Combining functional genomics strategies identifies modular heterogeneity of breast cancer intrinsic subtypes

Abstract

Background: The discovery of breast cancer subtypes and subsequent development of treatments aimed at them has allowed for a great reduction in the mortality of breast cancer. But despite this progress, tumors with similar characteristics that belong to the same subtype continue to respond differently to the same treatment. Five subtypes of breast cancer, namely intrinsic subtypes, have been characterized to date based on their gene expression profiles. Among other characteristics, subtypes vary in their degree of intra-subtype heterogeneity. It is not clear, however, whether this heterogeneity is shared across all tumor traits. It is also unclear whether individual traits can be highly heterogeneous among a majority of homogeneous traits. Results: We employ network theory to uncover gene modules and accordingly consider them as tumor traits, which capture shared biological processes among the subtypes. We then use the β-diversity metric from ecology to quantify the heterogeneity in these gene modules. In doing so, we show that breast cancer heterogeneity is contained in gene modules and that this modular heterogeneity increases monotonically across the subtypes. We identify a core of two modules that are shared among all subtypes which contain nucleosome assembly and mammary morphogenesis genes, and a number of modules that are specific to subtypes. This modular heterogeneity, which increases with global heterogeneity, relates to tumor aggressiveness.
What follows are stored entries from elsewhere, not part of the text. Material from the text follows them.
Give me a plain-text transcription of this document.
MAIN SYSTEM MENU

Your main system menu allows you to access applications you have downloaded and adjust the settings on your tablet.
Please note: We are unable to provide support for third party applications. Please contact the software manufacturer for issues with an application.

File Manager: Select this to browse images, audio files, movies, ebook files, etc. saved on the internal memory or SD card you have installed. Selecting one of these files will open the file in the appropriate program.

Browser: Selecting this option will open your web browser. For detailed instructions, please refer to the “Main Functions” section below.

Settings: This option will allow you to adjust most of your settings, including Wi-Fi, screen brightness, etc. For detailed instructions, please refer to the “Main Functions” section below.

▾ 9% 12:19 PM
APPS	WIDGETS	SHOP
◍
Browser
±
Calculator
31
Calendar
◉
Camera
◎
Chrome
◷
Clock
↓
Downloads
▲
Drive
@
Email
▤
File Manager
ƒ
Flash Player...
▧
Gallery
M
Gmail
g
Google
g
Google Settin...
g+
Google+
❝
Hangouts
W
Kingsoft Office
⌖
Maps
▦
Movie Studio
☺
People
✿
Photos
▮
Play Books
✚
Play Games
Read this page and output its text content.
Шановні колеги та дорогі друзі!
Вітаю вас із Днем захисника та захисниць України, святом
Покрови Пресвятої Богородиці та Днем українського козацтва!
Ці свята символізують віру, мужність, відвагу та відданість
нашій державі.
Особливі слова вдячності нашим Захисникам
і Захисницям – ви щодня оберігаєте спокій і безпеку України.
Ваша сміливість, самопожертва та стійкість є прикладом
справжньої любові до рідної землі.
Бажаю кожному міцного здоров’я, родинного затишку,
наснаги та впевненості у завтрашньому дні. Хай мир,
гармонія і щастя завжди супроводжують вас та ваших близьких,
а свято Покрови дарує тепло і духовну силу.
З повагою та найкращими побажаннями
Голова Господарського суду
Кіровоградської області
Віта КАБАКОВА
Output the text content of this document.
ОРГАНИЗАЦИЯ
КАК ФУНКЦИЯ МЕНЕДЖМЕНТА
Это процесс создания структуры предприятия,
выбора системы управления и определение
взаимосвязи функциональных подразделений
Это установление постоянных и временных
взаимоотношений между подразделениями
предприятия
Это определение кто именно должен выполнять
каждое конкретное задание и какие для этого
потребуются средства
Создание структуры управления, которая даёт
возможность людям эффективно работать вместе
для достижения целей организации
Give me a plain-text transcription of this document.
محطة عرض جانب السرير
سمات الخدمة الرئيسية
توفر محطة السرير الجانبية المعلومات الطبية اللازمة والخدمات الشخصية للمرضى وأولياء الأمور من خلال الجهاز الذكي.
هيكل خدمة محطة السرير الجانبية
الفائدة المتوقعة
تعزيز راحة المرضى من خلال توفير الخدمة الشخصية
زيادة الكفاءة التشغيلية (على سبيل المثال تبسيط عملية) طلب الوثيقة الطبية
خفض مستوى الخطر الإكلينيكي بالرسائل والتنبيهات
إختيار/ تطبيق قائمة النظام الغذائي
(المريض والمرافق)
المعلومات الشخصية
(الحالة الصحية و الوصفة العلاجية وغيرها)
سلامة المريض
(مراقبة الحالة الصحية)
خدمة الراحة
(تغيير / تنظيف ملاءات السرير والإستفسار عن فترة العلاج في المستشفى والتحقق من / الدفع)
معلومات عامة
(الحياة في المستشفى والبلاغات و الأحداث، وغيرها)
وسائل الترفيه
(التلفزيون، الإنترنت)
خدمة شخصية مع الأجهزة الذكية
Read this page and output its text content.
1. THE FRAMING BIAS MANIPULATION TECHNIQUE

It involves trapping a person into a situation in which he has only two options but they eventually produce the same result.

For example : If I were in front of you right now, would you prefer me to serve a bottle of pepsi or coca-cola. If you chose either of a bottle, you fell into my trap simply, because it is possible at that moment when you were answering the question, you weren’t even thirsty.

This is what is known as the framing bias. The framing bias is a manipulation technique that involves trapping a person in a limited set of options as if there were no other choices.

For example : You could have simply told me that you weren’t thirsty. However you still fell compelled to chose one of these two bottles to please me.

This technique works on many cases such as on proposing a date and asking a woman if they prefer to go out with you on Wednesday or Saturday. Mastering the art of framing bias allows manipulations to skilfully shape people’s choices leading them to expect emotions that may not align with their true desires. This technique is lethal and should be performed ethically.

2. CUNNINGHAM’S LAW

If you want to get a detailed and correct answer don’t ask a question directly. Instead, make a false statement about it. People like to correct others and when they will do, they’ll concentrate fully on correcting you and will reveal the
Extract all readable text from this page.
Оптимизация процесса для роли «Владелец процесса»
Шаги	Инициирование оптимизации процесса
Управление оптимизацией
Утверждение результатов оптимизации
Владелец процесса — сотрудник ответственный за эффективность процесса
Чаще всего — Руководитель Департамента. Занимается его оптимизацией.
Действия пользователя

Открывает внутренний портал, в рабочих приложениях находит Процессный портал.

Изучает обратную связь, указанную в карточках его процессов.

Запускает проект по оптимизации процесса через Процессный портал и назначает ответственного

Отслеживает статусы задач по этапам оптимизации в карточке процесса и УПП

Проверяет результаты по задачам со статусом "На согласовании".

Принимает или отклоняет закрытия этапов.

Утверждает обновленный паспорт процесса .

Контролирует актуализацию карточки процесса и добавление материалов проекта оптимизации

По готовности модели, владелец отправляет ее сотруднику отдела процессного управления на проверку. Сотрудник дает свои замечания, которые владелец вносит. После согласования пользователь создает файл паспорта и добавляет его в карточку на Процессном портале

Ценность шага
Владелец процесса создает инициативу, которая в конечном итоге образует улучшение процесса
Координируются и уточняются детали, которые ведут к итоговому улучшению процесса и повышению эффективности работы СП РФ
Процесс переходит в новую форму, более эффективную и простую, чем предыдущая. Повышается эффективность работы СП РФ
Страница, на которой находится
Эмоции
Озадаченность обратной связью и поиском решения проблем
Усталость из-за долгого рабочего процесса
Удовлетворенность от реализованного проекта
Indeed, we observe that Luminal A, the most treatable of subtypes, has the lowest modular heterogeneity whereas the Basal-like subtype, which is among the hardest to treat, has the highest. Furthermore, our analysis shows that a higher degree of global heterogeneity does not imply higher heterogeneity for all modules, as Luminal B shows the highest heterogeneity for core modules. Conclusions: Overall, modular heterogeneity provides a framework with which to dissect cancer heterogeneity and better understand its underpinnings, thereby ultimately advancing our knowledge towards a more effective personalized cancer therapy.